Buio in sala di Daniela Scudieri

Alla fine papà ha detto “basta, stasera ti porto al lavoro con me”, e ho preso a saltellare per tutta la casa, evviva! Quando lui alla sera non c’è accendo le luci in ogni stanza e la televisione a tutto volume, e mi addormento a pancia in giù con la testa schiacciata sotto il cuscino.
Al lavoro, mi ha detto di aspettarlo di sotto – io volevo restare a guardarlo trafficare con cavi elettrici e microfoni insieme agli altri uomini, uno con una bandana sui capelli mi ha sollevato e messo a sedere per scherzo in cima a una scala a pioli.
Il salone nel seminterrato era uguale a quello dell’oratorio, con le sedie di plastica e gli armadietti di metallo scrostato.
Quando ho alzato la testa e i pollici dal cellulare, il viavai di gente, di cappelli e scarpe strane era finito. Ero solo. Le assi di legno del soffitto tremavano sotto i passi di qualcuno, avanti e indietro. Da sopra arrivavano anche scoppi di voci come in un film, scrosci di musica e risate. Invece nel salone c’era un silenzio che mi gelava fino alla punta delle dita.
Quando ne ho avuto abbastanza di tirar calci a una bottiglietta di plastica, l’ho scagliata con violenza contro il muro e la pittura scrostata è venuta giù. Applausi da sopra.

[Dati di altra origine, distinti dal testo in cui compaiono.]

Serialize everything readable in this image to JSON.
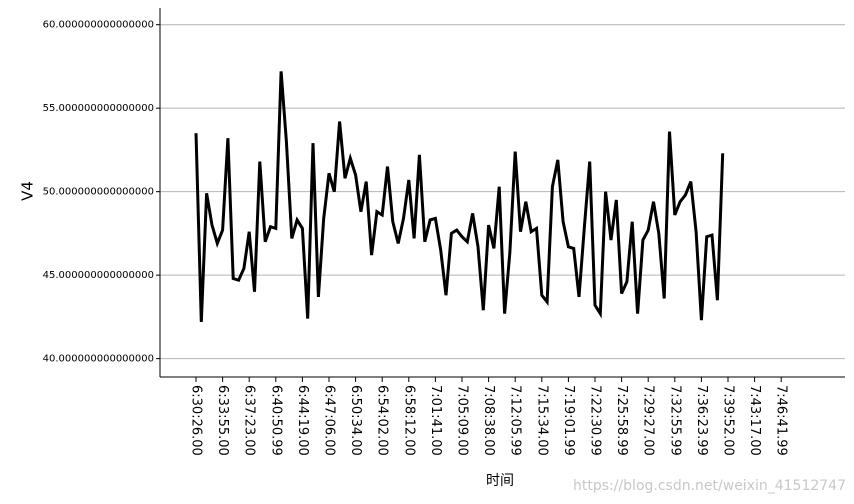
{
  "chart_data": {
    "type": "line",
    "x_label": "时间",
    "y_label": "V4",
    "watermark": "https://blog.csdn.net/weixin_41512747",
    "categories": [
      "6:30:26.00",
      null,
      null,
      null,
      null,
      "6:33:55.00",
      null,
      null,
      null,
      null,
      "6:37:23.00",
      null,
      null,
      null,
      null,
      "6:40:50.99",
      null,
      null,
      null,
      null,
      "6:44:19.00",
      null,
      null,
      null,
      null,
      "6:47:06.00",
      null,
      null,
      null,
      null,
      "6:50:34.00",
      null,
      null,
      null,
      null,
      "6:54:02.00",
      null,
      null,
      null,
      null,
      "6:58:12.00",
      null,
      null,
      null,
      null,
      "7:01:41.00",
      null,
      null,
      null,
      null,
      "7:05:09.00",
      null,
      null,
      null,
      null,
      "7:08:38.00",
      null,
      null,
      null,
      null,
      "7:12:05.99",
      null,
      null,
      null,
      null,
      "7:15:34.00",
      null,
      null,
      null,
      null,
      "7:19:01.99",
      null,
      null,
      null,
      null,
      "7:22:30.99",
      null,
      null,
      null,
      null,
      "7:25:58.99",
      null,
      null,
      null,
      null,
      "7:29:27.00",
      null,
      null,
      null,
      null,
      "7:32:55.99",
      null,
      null,
      null,
      null,
      "7:36:23.99",
      null,
      null,
      null,
      null,
      "7:39:52.00",
      null,
      null,
      null,
      null,
      "7:43:17.00",
      null,
      null,
      null,
      null,
      "7:46:41.99"
    ],
    "values": [
      53.5,
      42.2,
      49.9,
      48.0,
      46.9,
      47.7,
      53.2,
      44.8,
      44.7,
      45.4,
      47.6,
      44.0,
      51.8,
      47.0,
      47.9,
      47.8,
      57.2,
      53.0,
      47.2,
      48.3,
      47.8,
      42.4,
      52.9,
      43.7,
      48.4,
      51.1,
      50.0,
      54.2,
      50.8,
      52.0,
      51.0,
      48.8,
      50.6,
      46.2,
      48.8,
      48.6,
      51.5,
      48.2,
      46.9,
      48.4,
      50.7,
      47.2,
      52.2,
      47.0,
      48.3,
      48.4,
      46.5,
      43.8,
      47.5,
      47.7,
      47.3,
      47.0,
      48.7,
      46.7,
      42.9,
      48.0,
      46.6,
      50.3,
      42.7,
      46.4,
      52.4,
      47.6,
      49.4,
      47.6,
      47.8,
      43.8,
      43.4,
      50.3,
      51.9,
      48.2,
      46.7,
      46.6,
      43.7,
      47.9,
      51.8,
      43.2,
      42.7,
      50.0,
      47.1,
      49.5,
      43.9,
      44.6,
      48.2,
      42.7,
      47.1,
      47.7,
      49.4,
      47.5,
      43.6,
      53.6,
      48.6,
      49.4,
      49.8,
      50.6,
      47.6,
      42.3,
      47.3,
      47.4,
      43.5,
      52.3,
      null,
      null,
      null,
      null,
      null,
      null,
      null,
      null,
      null,
      null,
      null
    ],
    "color": "#000000",
    "ylim": [
      38.9,
      61
    ],
    "yticks": [
      {
        "value": 40,
        "label": "40.000000000000000"
      },
      {
        "value": 45,
        "label": "45.000000000000000"
      },
      {
        "value": 50,
        "label": "50.000000000000000"
      },
      {
        "value": 55,
        "label": "55.000000000000000"
      },
      {
        "value": 60,
        "label": "60.000000000000000"
      }
    ],
    "grid": true
  }
}
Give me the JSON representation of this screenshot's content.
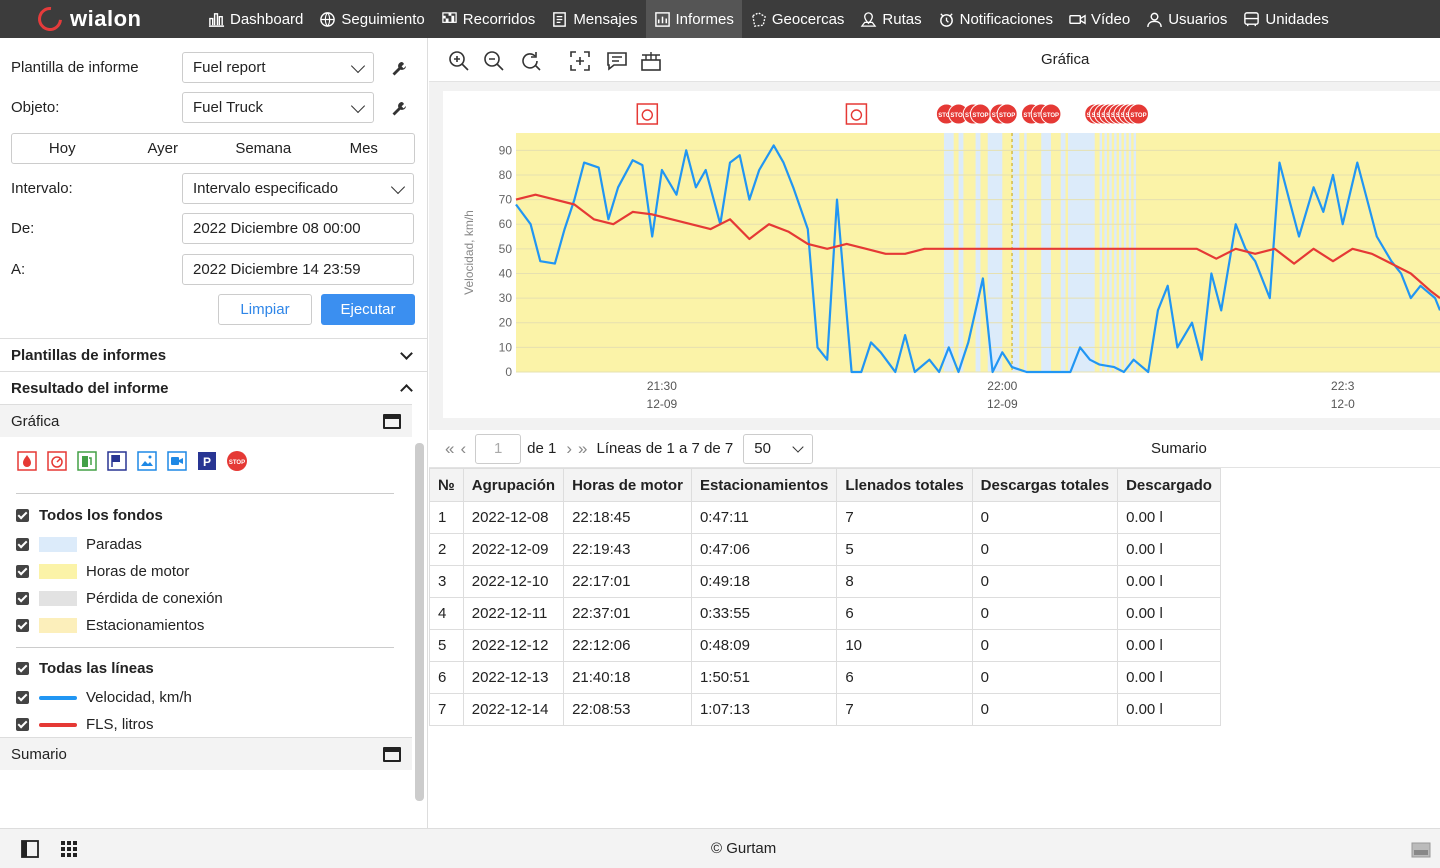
{
  "app": {
    "brand": "wialon"
  },
  "nav": [
    {
      "label": "Dashboard",
      "icon": "bar-chart-icon"
    },
    {
      "label": "Seguimiento",
      "icon": "globe-icon"
    },
    {
      "label": "Recorridos",
      "icon": "checkered-flag-icon"
    },
    {
      "label": "Mensajes",
      "icon": "document-icon"
    },
    {
      "label": "Informes",
      "icon": "report-icon",
      "active": true
    },
    {
      "label": "Geocercas",
      "icon": "polygon-icon"
    },
    {
      "label": "Rutas",
      "icon": "map-route-icon"
    },
    {
      "label": "Notificaciones",
      "icon": "clock-bell-icon"
    },
    {
      "label": "Vídeo",
      "icon": "video-icon"
    },
    {
      "label": "Usuarios",
      "icon": "user-icon"
    },
    {
      "label": "Unidades",
      "icon": "bus-icon"
    }
  ],
  "form": {
    "template_label": "Plantilla de informe",
    "template_value": "Fuel report",
    "object_label": "Objeto:",
    "object_value": "Fuel Truck",
    "periods": [
      "Hoy",
      "Ayer",
      "Semana",
      "Mes"
    ],
    "interval_label": "Intervalo:",
    "interval_value": "Intervalo especificado",
    "from_label": "De:",
    "from_value": "2022 Diciembre 08 00:00",
    "to_label": "A:",
    "to_value": "2022 Diciembre 14 23:59",
    "clear_label": "Limpiar",
    "run_label": "Ejecutar"
  },
  "sections": {
    "templates": "Plantillas de informes",
    "result": "Resultado del informe",
    "chart": "Gráfica",
    "summary": "Sumario"
  },
  "legend": {
    "bg_all": "Todos los fondos",
    "backgrounds": [
      {
        "label": "Paradas",
        "color": "#dcebfa"
      },
      {
        "label": "Horas de motor",
        "color": "#fbf3a8"
      },
      {
        "label": "Pérdida de conexión",
        "color": "#e2e2e2"
      },
      {
        "label": "Estacionamientos",
        "color": "#fcefbb"
      }
    ],
    "lines_all": "Todas las líneas",
    "lines": [
      {
        "label": "Velocidad, km/h",
        "color": "#2196f3"
      },
      {
        "label": "FLS, litros",
        "color": "#e53935"
      }
    ]
  },
  "marker_icons": [
    "fuel-drop-icon",
    "fuel-gauge-icon",
    "fuel-station-icon",
    "flag-icon",
    "image-icon",
    "video-camera-icon",
    "parking-icon",
    "stop-sign-icon"
  ],
  "chart_panel": {
    "title": "Gráfica",
    "ylabel": "Velocidad, km/h",
    "marker_text": "STOP"
  },
  "chart_data": {
    "type": "line",
    "ylabel": "Velocidad, km/h",
    "ylim": [
      0,
      95
    ],
    "yticks": [
      0,
      10,
      20,
      30,
      40,
      50,
      60,
      70,
      80,
      90
    ],
    "xticks": [
      {
        "t": "21:30",
        "d": "12-09"
      },
      {
        "t": "22:00",
        "d": "12-09"
      },
      {
        "t": "22:3",
        "d": "12-0"
      }
    ],
    "xlim_minutes": [
      21.0,
      22.9
    ],
    "series": [
      {
        "name": "Velocidad, km/h",
        "color": "#2196f3",
        "x": [
          21.0,
          21.03,
          21.05,
          21.08,
          21.1,
          21.12,
          21.14,
          21.17,
          21.19,
          21.21,
          21.24,
          21.26,
          21.28,
          21.3,
          21.33,
          21.35,
          21.37,
          21.39,
          21.42,
          21.44,
          21.46,
          21.48,
          21.5,
          21.53,
          21.55,
          21.57,
          21.6,
          21.62,
          21.64,
          21.66,
          21.69,
          21.71,
          21.73,
          21.75,
          21.78,
          21.8,
          21.82,
          21.85,
          21.87,
          21.89,
          21.91,
          21.93,
          21.96,
          21.98,
          22.0,
          22.02,
          22.05,
          22.07,
          22.09,
          22.11,
          22.14,
          22.16,
          22.18,
          22.2,
          22.23,
          22.25,
          22.27,
          22.3,
          22.32,
          22.34,
          22.36,
          22.39,
          22.41,
          22.43,
          22.45,
          22.48,
          22.5,
          22.52,
          22.55,
          22.57,
          22.59,
          22.61,
          22.64,
          22.66,
          22.68,
          22.7,
          22.73,
          22.75,
          22.77,
          22.8,
          22.82,
          22.84,
          22.86,
          22.89,
          22.9
        ],
        "y": [
          68,
          60,
          45,
          44,
          58,
          70,
          85,
          83,
          62,
          75,
          86,
          84,
          55,
          82,
          72,
          90,
          75,
          82,
          60,
          85,
          88,
          70,
          82,
          92,
          85,
          75,
          58,
          10,
          5,
          70,
          0,
          0,
          12,
          8,
          0,
          15,
          0,
          5,
          0,
          10,
          0,
          12,
          38,
          0,
          8,
          2,
          0,
          0,
          0,
          0,
          0,
          10,
          5,
          3,
          2,
          0,
          5,
          0,
          25,
          35,
          10,
          20,
          5,
          40,
          25,
          60,
          50,
          45,
          30,
          85,
          70,
          55,
          75,
          65,
          80,
          60,
          85,
          70,
          55,
          45,
          40,
          30,
          35,
          30,
          25
        ]
      },
      {
        "name": "FLS, litros",
        "color": "#e53935",
        "x": [
          21.0,
          21.04,
          21.08,
          21.12,
          21.16,
          21.2,
          21.24,
          21.28,
          21.32,
          21.36,
          21.4,
          21.44,
          21.48,
          21.52,
          21.56,
          21.6,
          21.64,
          21.68,
          21.72,
          21.76,
          21.8,
          21.84,
          21.88,
          21.92,
          21.96,
          22.0,
          22.04,
          22.08,
          22.12,
          22.16,
          22.2,
          22.24,
          22.28,
          22.32,
          22.36,
          22.4,
          22.44,
          22.48,
          22.52,
          22.56,
          22.6,
          22.64,
          22.68,
          22.72,
          22.76,
          22.8,
          22.84,
          22.88,
          22.9
        ],
        "y": [
          70,
          72,
          70,
          68,
          62,
          60,
          65,
          64,
          62,
          60,
          58,
          62,
          54,
          60,
          57,
          52,
          50,
          52,
          50,
          48,
          48,
          50,
          50,
          50,
          50,
          50,
          50,
          50,
          50,
          50,
          50,
          50,
          50,
          50,
          50,
          50,
          46,
          50,
          48,
          50,
          44,
          50,
          45,
          50,
          48,
          44,
          40,
          33,
          30
        ]
      }
    ]
  },
  "table": {
    "pager": {
      "page": "1",
      "of": "de 1",
      "lines": "Líneas de 1 a 7 de 7",
      "per_page": "50",
      "summary_tab": "Sumario"
    },
    "headers": [
      "№",
      "Agrupación",
      "Horas de motor",
      "Estacionamientos",
      "Llenados totales",
      "Descargas totales",
      "Descargado"
    ],
    "rows": [
      [
        "1",
        "2022-12-08",
        "22:18:45",
        "0:47:11",
        "7",
        "0",
        "0.00 l"
      ],
      [
        "2",
        "2022-12-09",
        "22:19:43",
        "0:47:06",
        "5",
        "0",
        "0.00 l"
      ],
      [
        "3",
        "2022-12-10",
        "22:17:01",
        "0:49:18",
        "8",
        "0",
        "0.00 l"
      ],
      [
        "4",
        "2022-12-11",
        "22:37:01",
        "0:33:55",
        "6",
        "0",
        "0.00 l"
      ],
      [
        "5",
        "2022-12-12",
        "22:12:06",
        "0:48:09",
        "10",
        "0",
        "0.00 l"
      ],
      [
        "6",
        "2022-12-13",
        "21:40:18",
        "1:50:51",
        "6",
        "0",
        "0.00 l"
      ],
      [
        "7",
        "2022-12-14",
        "22:08:53",
        "1:07:13",
        "7",
        "0",
        "0.00 l"
      ]
    ]
  },
  "footer": {
    "copyright": "© Gurtam"
  }
}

Il corridoio piastrellato con tante porte di ferro sui due lati era fatto apposta per correre, ma mi ha anche ricordato la mamma com’era all’ultimo, quando provava a farmi ciao alzando il braccio trafitto di aghi e tubicini.
Allora ho spinto il maniglione antipanico della porta in fondo e mi sono ritrovato in un cortile ingombro di bidoni della spazzatura. La sera era fredda e piovigginosa.
Sono rientrato.
Una delle porte del corridoio era socchiusa. Il tempo di sbirciare – uno specchio con una cornice di lampadine, le maniche di un golf penzolanti da una sedia e a terra un paio di stivaletti da donna sformati – e un’altra porta si è aperta di colpo.
Ne è uscita una signora vestita da regina antica. A ogni passo sulle mattonelle del corridoio gli strati di pizzo color miele e panna delle gonne scampanavano; ha abbassato le lunghissime ciglia verso di me, mi ha dato un buffetto sui capelli, «che ci fai tu qui, piccolino?» e ha preso a salire i gradini tenendo sollevate le gonne con le mani.
Io dietro, trattenendo il respiro.
L’ho persa in uno scroscio di applausi, annaspando contro una stoffa pesante per ritrovarmi in un grande spazio immerso nel buio.
File e file di persone sedute in silenzio guardavano davanti a sé con gli occhi spalancati, come immerse in un sogno. Nel nero baluginavano curve dorate di balconi, becchi di uccelli d’oro che reggevano globi di vetro, un gigantesco gioiello pendente dal soffitto. Tutto prometteva splendore, e il calore dei velluti rossi e di migliaia di lampade in attesa di riaccendersi mi scaldava le guance e le mani come un bel fuoco.
Finché una mano mi ha afferrato e tirato indietro, la tenda è ricaduta e ho sentito lo strappo tra me e la stanza dorata, come se si strappasse la stoffa di un bel vestito.